1) The pythons heart grows to a size about 40% larger than it normal as the creature digests its food. Similarly, a corporate will increase the number of passionate people involved within it’s bowels when a merger happens. Unfortunately for the business, and fortunately for the python, the heart does shrink back to normal onve the digesting is done. In many mergers, the people who cared passionately about their respective companies, end up facing being somewhat jaded by the whole experience. They end up leaving for greener pastures, leaving behind a smaller heart in what is now a much larger company.
2) The python is pretty defenseless whilst it eats its prey. It cannot breathe, save for it’s windpipe, which pushes itself out of the reptiles mouth to allow for air to be brought in. Large companies, too, are quite vulnerable whilst in the midst of a takeover bid. Private Equity raiders, competitors and even new start-ups generate new activity to take advantage of the new opportunities that will be standard once the merger has gone ahead. For many companies, it can be hard to adjust to the new way of operating, but many of those people left outside the takeover are quite aware of what to expect from the market once it settles again after the ‘digestion.’ They move faster into a position to take advantage of the soon to be new surroundings.
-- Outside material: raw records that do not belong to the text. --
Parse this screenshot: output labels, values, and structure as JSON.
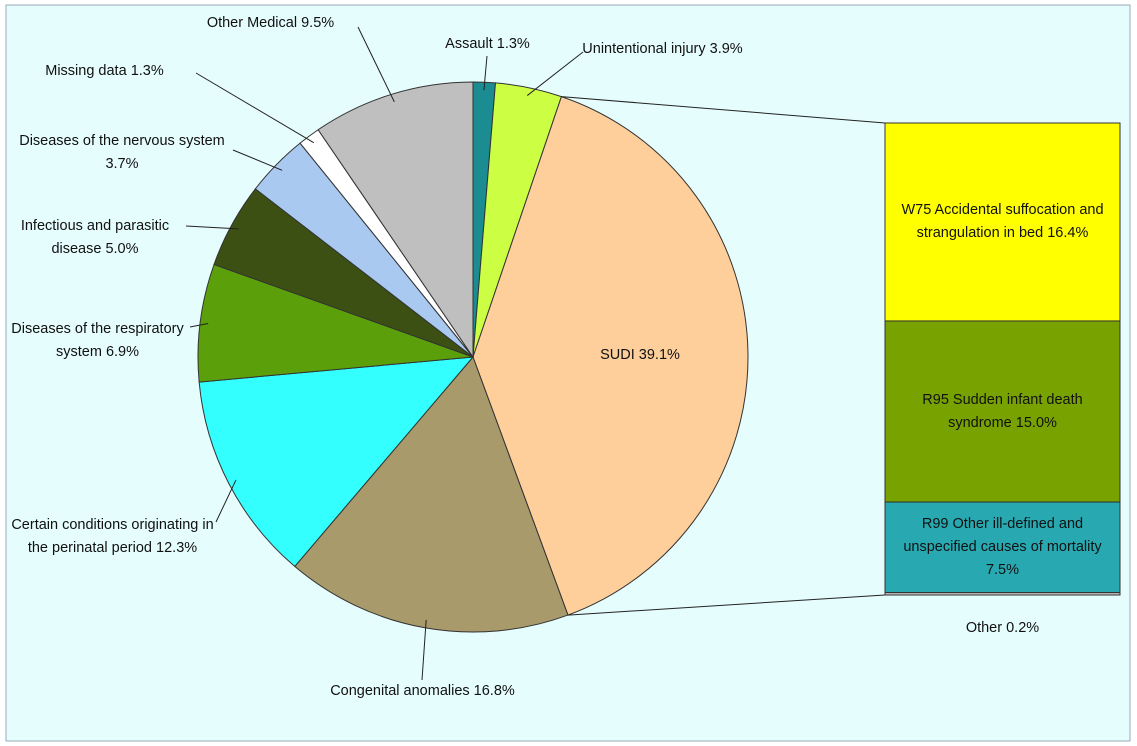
{
  "chart_data": {
    "type": "pie",
    "categories": [
      "Assault",
      "Unintentional injury",
      "SUDI",
      "Congenital anomalies",
      "Certain conditions originating in the perinatal period",
      "Diseases of the respiratory system",
      "Infectious and parasitic disease",
      "Diseases of the nervous system",
      "Missing data",
      "Other Medical"
    ],
    "values": [
      1.3,
      3.9,
      39.1,
      16.8,
      12.3,
      6.9,
      5.0,
      3.7,
      1.3,
      9.5
    ],
    "value_labels": [
      "1.3%",
      "3.9%",
      "39.1%",
      "16.8%",
      "12.3%",
      "6.9%",
      "5.0%",
      "3.7%",
      "1.3%",
      "9.5%"
    ],
    "colors": [
      "#1b8c92",
      "#ccff44",
      "#fecf9b",
      "#a89a6a",
      "#33ffff",
      "#5b9f0b",
      "#3b5012",
      "#a9c9f1",
      "#ffffff",
      "#bfbfbf"
    ],
    "breakdown": {
      "categories": [
        "W75 Accidental suffocation and strangulation in bed",
        "R95 Sudden infant death syndrome",
        "R99 Other ill-defined and unspecified causes of mortality",
        "Other"
      ],
      "values": [
        16.4,
        15.0,
        7.5,
        0.2
      ],
      "value_labels": [
        "16.4%",
        "15.0%",
        "7.5%",
        "0.2%"
      ],
      "colors": [
        "#ffff00",
        "#77a200",
        "#28a9b1",
        "#bfbfbf"
      ]
    }
  }
}
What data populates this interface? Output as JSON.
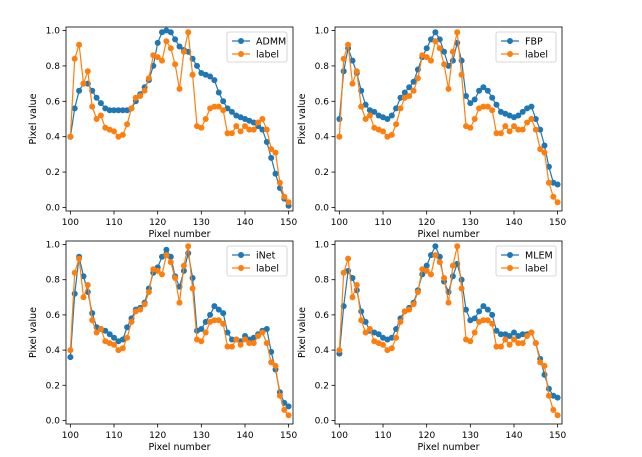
{
  "chart_data": [
    {
      "type": "line",
      "panel": "ADMM",
      "xlabel": "Pixel number",
      "ylabel": "Pixel value",
      "xlim": [
        99,
        151
      ],
      "ylim": [
        -0.02,
        1.02
      ],
      "xticks": [
        100,
        110,
        120,
        130,
        140,
        150
      ],
      "yticks": [
        0.0,
        0.2,
        0.4,
        0.6,
        0.8,
        1.0
      ],
      "legend": "top-right",
      "series": [
        {
          "name": "ADMM",
          "color": "#1f77b4",
          "x": [
            100,
            101,
            102,
            103,
            104,
            105,
            106,
            107,
            108,
            109,
            110,
            111,
            112,
            113,
            114,
            115,
            116,
            117,
            118,
            119,
            120,
            121,
            122,
            123,
            124,
            125,
            126,
            127,
            128,
            129,
            130,
            131,
            132,
            133,
            134,
            135,
            136,
            137,
            138,
            139,
            140,
            141,
            142,
            143,
            144,
            145,
            146,
            147,
            148,
            149,
            150
          ],
          "values": [
            0.4,
            0.56,
            0.66,
            0.7,
            0.7,
            0.66,
            0.62,
            0.59,
            0.56,
            0.55,
            0.55,
            0.55,
            0.55,
            0.55,
            0.56,
            0.6,
            0.64,
            0.68,
            0.72,
            0.8,
            0.93,
            0.99,
            1.0,
            0.99,
            0.95,
            0.91,
            0.89,
            0.88,
            0.84,
            0.8,
            0.76,
            0.75,
            0.74,
            0.72,
            0.65,
            0.6,
            0.56,
            0.54,
            0.52,
            0.51,
            0.5,
            0.49,
            0.48,
            0.46,
            0.44,
            0.37,
            0.28,
            0.19,
            0.11,
            0.05,
            0.01
          ]
        },
        {
          "name": "label",
          "color": "#ff7f0e",
          "x": [
            100,
            101,
            102,
            103,
            104,
            105,
            106,
            107,
            108,
            109,
            110,
            111,
            112,
            113,
            114,
            115,
            116,
            117,
            118,
            119,
            120,
            121,
            122,
            123,
            124,
            125,
            126,
            127,
            128,
            129,
            130,
            131,
            132,
            133,
            134,
            135,
            136,
            137,
            138,
            139,
            140,
            141,
            142,
            143,
            144,
            145,
            146,
            147,
            148,
            149,
            150
          ],
          "values": [
            0.4,
            0.84,
            0.92,
            0.7,
            0.77,
            0.57,
            0.5,
            0.52,
            0.45,
            0.44,
            0.43,
            0.4,
            0.41,
            0.47,
            0.56,
            0.62,
            0.63,
            0.66,
            0.73,
            0.86,
            0.85,
            0.83,
            0.94,
            0.9,
            0.81,
            0.67,
            0.88,
            0.99,
            0.75,
            0.46,
            0.45,
            0.5,
            0.56,
            0.57,
            0.57,
            0.55,
            0.42,
            0.42,
            0.46,
            0.43,
            0.46,
            0.44,
            0.44,
            0.48,
            0.5,
            0.44,
            0.33,
            0.31,
            0.14,
            0.06,
            0.03
          ]
        }
      ]
    },
    {
      "type": "line",
      "panel": "FBP",
      "xlabel": "Pixel number",
      "ylabel": "Pixel value",
      "xlim": [
        99,
        151
      ],
      "ylim": [
        -0.02,
        1.02
      ],
      "xticks": [
        100,
        110,
        120,
        130,
        140,
        150
      ],
      "yticks": [
        0.0,
        0.2,
        0.4,
        0.6,
        0.8,
        1.0
      ],
      "legend": "top-right",
      "series": [
        {
          "name": "FBP",
          "color": "#1f77b4",
          "x": [
            100,
            101,
            102,
            103,
            104,
            105,
            106,
            107,
            108,
            109,
            110,
            111,
            112,
            113,
            114,
            115,
            116,
            117,
            118,
            119,
            120,
            121,
            122,
            123,
            124,
            125,
            126,
            127,
            128,
            129,
            130,
            131,
            132,
            133,
            134,
            135,
            136,
            137,
            138,
            139,
            140,
            141,
            142,
            143,
            144,
            145,
            146,
            147,
            148,
            149,
            150
          ],
          "values": [
            0.5,
            0.77,
            0.9,
            0.83,
            0.76,
            0.66,
            0.58,
            0.55,
            0.54,
            0.52,
            0.51,
            0.5,
            0.52,
            0.56,
            0.62,
            0.65,
            0.68,
            0.71,
            0.78,
            0.85,
            0.9,
            0.95,
            0.99,
            0.95,
            0.88,
            0.8,
            0.83,
            0.93,
            0.83,
            0.63,
            0.59,
            0.61,
            0.66,
            0.68,
            0.66,
            0.62,
            0.58,
            0.54,
            0.53,
            0.52,
            0.51,
            0.52,
            0.54,
            0.56,
            0.57,
            0.5,
            0.44,
            0.35,
            0.23,
            0.14,
            0.13
          ]
        },
        {
          "name": "label",
          "color": "#ff7f0e",
          "x": [
            100,
            101,
            102,
            103,
            104,
            105,
            106,
            107,
            108,
            109,
            110,
            111,
            112,
            113,
            114,
            115,
            116,
            117,
            118,
            119,
            120,
            121,
            122,
            123,
            124,
            125,
            126,
            127,
            128,
            129,
            130,
            131,
            132,
            133,
            134,
            135,
            136,
            137,
            138,
            139,
            140,
            141,
            142,
            143,
            144,
            145,
            146,
            147,
            148,
            149,
            150
          ],
          "values": [
            0.4,
            0.84,
            0.92,
            0.7,
            0.77,
            0.57,
            0.5,
            0.52,
            0.45,
            0.44,
            0.43,
            0.4,
            0.41,
            0.47,
            0.56,
            0.62,
            0.63,
            0.66,
            0.73,
            0.86,
            0.85,
            0.83,
            0.94,
            0.9,
            0.81,
            0.67,
            0.88,
            0.99,
            0.75,
            0.46,
            0.45,
            0.5,
            0.56,
            0.57,
            0.57,
            0.55,
            0.42,
            0.42,
            0.46,
            0.43,
            0.46,
            0.44,
            0.44,
            0.48,
            0.5,
            0.44,
            0.33,
            0.31,
            0.14,
            0.06,
            0.03
          ]
        }
      ]
    },
    {
      "type": "line",
      "panel": "iNet",
      "xlabel": "Pixel number",
      "ylabel": "Pixel value",
      "xlim": [
        99,
        151
      ],
      "ylim": [
        -0.02,
        1.02
      ],
      "xticks": [
        100,
        110,
        120,
        130,
        140,
        150
      ],
      "yticks": [
        0.0,
        0.2,
        0.4,
        0.6,
        0.8,
        1.0
      ],
      "legend": "top-right",
      "series": [
        {
          "name": "iNet",
          "color": "#1f77b4",
          "x": [
            100,
            101,
            102,
            103,
            104,
            105,
            106,
            107,
            108,
            109,
            110,
            111,
            112,
            113,
            114,
            115,
            116,
            117,
            118,
            119,
            120,
            121,
            122,
            123,
            124,
            125,
            126,
            127,
            128,
            129,
            130,
            131,
            132,
            133,
            134,
            135,
            136,
            137,
            138,
            139,
            140,
            141,
            142,
            143,
            144,
            145,
            146,
            147,
            148,
            149,
            150
          ],
          "values": [
            0.36,
            0.72,
            0.93,
            0.82,
            0.73,
            0.61,
            0.53,
            0.52,
            0.51,
            0.49,
            0.47,
            0.45,
            0.46,
            0.53,
            0.58,
            0.63,
            0.64,
            0.67,
            0.75,
            0.84,
            0.87,
            0.93,
            0.97,
            0.93,
            0.82,
            0.76,
            0.85,
            0.95,
            0.81,
            0.51,
            0.52,
            0.56,
            0.6,
            0.65,
            0.63,
            0.61,
            0.5,
            0.46,
            0.46,
            0.45,
            0.48,
            0.46,
            0.47,
            0.49,
            0.51,
            0.52,
            0.39,
            0.29,
            0.16,
            0.1,
            0.08
          ]
        },
        {
          "name": "label",
          "color": "#ff7f0e",
          "x": [
            100,
            101,
            102,
            103,
            104,
            105,
            106,
            107,
            108,
            109,
            110,
            111,
            112,
            113,
            114,
            115,
            116,
            117,
            118,
            119,
            120,
            121,
            122,
            123,
            124,
            125,
            126,
            127,
            128,
            129,
            130,
            131,
            132,
            133,
            134,
            135,
            136,
            137,
            138,
            139,
            140,
            141,
            142,
            143,
            144,
            145,
            146,
            147,
            148,
            149,
            150
          ],
          "values": [
            0.4,
            0.84,
            0.92,
            0.7,
            0.77,
            0.57,
            0.5,
            0.52,
            0.45,
            0.44,
            0.43,
            0.4,
            0.41,
            0.47,
            0.56,
            0.62,
            0.63,
            0.66,
            0.73,
            0.86,
            0.85,
            0.83,
            0.94,
            0.9,
            0.81,
            0.67,
            0.88,
            0.99,
            0.75,
            0.46,
            0.45,
            0.5,
            0.56,
            0.57,
            0.57,
            0.55,
            0.42,
            0.42,
            0.46,
            0.43,
            0.46,
            0.44,
            0.44,
            0.48,
            0.5,
            0.44,
            0.33,
            0.31,
            0.14,
            0.06,
            0.03
          ]
        }
      ]
    },
    {
      "type": "line",
      "panel": "MLEM",
      "xlabel": "Pixel number",
      "ylabel": "Pixel value",
      "xlim": [
        99,
        151
      ],
      "ylim": [
        -0.02,
        1.02
      ],
      "xticks": [
        100,
        110,
        120,
        130,
        140,
        150
      ],
      "yticks": [
        0.0,
        0.2,
        0.4,
        0.6,
        0.8,
        1.0
      ],
      "legend": "top-right",
      "series": [
        {
          "name": "MLEM",
          "color": "#1f77b4",
          "x": [
            100,
            101,
            102,
            103,
            104,
            105,
            106,
            107,
            108,
            109,
            110,
            111,
            112,
            113,
            114,
            115,
            116,
            117,
            118,
            119,
            120,
            121,
            122,
            123,
            124,
            125,
            126,
            127,
            128,
            129,
            130,
            131,
            132,
            133,
            134,
            135,
            136,
            137,
            138,
            139,
            140,
            141,
            142,
            143,
            144,
            145,
            146,
            147,
            148,
            149,
            150
          ],
          "values": [
            0.38,
            0.65,
            0.85,
            0.81,
            0.74,
            0.62,
            0.56,
            0.51,
            0.5,
            0.49,
            0.47,
            0.46,
            0.47,
            0.52,
            0.58,
            0.62,
            0.64,
            0.67,
            0.74,
            0.83,
            0.88,
            0.94,
            0.99,
            0.93,
            0.79,
            0.73,
            0.82,
            0.89,
            0.8,
            0.63,
            0.57,
            0.58,
            0.62,
            0.65,
            0.63,
            0.6,
            0.51,
            0.49,
            0.49,
            0.48,
            0.5,
            0.48,
            0.49,
            0.49,
            0.5,
            0.44,
            0.35,
            0.26,
            0.18,
            0.14,
            0.13
          ]
        },
        {
          "name": "label",
          "color": "#ff7f0e",
          "x": [
            100,
            101,
            102,
            103,
            104,
            105,
            106,
            107,
            108,
            109,
            110,
            111,
            112,
            113,
            114,
            115,
            116,
            117,
            118,
            119,
            120,
            121,
            122,
            123,
            124,
            125,
            126,
            127,
            128,
            129,
            130,
            131,
            132,
            133,
            134,
            135,
            136,
            137,
            138,
            139,
            140,
            141,
            142,
            143,
            144,
            145,
            146,
            147,
            148,
            149,
            150
          ],
          "values": [
            0.4,
            0.84,
            0.92,
            0.7,
            0.77,
            0.57,
            0.5,
            0.52,
            0.45,
            0.44,
            0.43,
            0.4,
            0.41,
            0.47,
            0.56,
            0.62,
            0.63,
            0.66,
            0.73,
            0.86,
            0.85,
            0.83,
            0.94,
            0.9,
            0.81,
            0.67,
            0.88,
            0.99,
            0.75,
            0.46,
            0.45,
            0.5,
            0.56,
            0.57,
            0.57,
            0.55,
            0.42,
            0.42,
            0.46,
            0.43,
            0.46,
            0.44,
            0.44,
            0.48,
            0.5,
            0.44,
            0.33,
            0.31,
            0.14,
            0.06,
            0.03
          ]
        }
      ]
    }
  ]
}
3) The Liver of the python doubles in size to help digest the prey, as does the number of external helpers and number of Learning and Development people present in a company going through a merge. I’m a great fan of consulting, and think it has a very real place in our business landscape. But, be aware, just like the python expanding it’s liver and draining it’s body of energy consulting fees can leave a company bereft of excess funds used to actually make stuff happen once the merger has finished.
Finally, there were many other similarities, but the thing that struck me most was that once the python digests the prey it may not have to eat again for months, or even a year. Many companies tend to work the same way. They feel hungry for growth, are tiring of the ‘business as usual’ paradigm that often sets in when a mission or strategy dwindles in allure. Once the ‘head,’ or the CEO office, decides that it is in fact hungry the business sets out to consume a new company for energy. Once sated, they sit for a long time after, maybe years, running down the people and energy that existed there during the ‘take-over’ years. Then, they saddle up again and go through the whole, draining process of swallowing another acquisition for yet more growth and energy. Some companies, such as Macquire Bank, seem to be forever hungry as they have teams of people specialised in digesting large takeovers and mergers.
Is this the way we should function as an economy, business and society?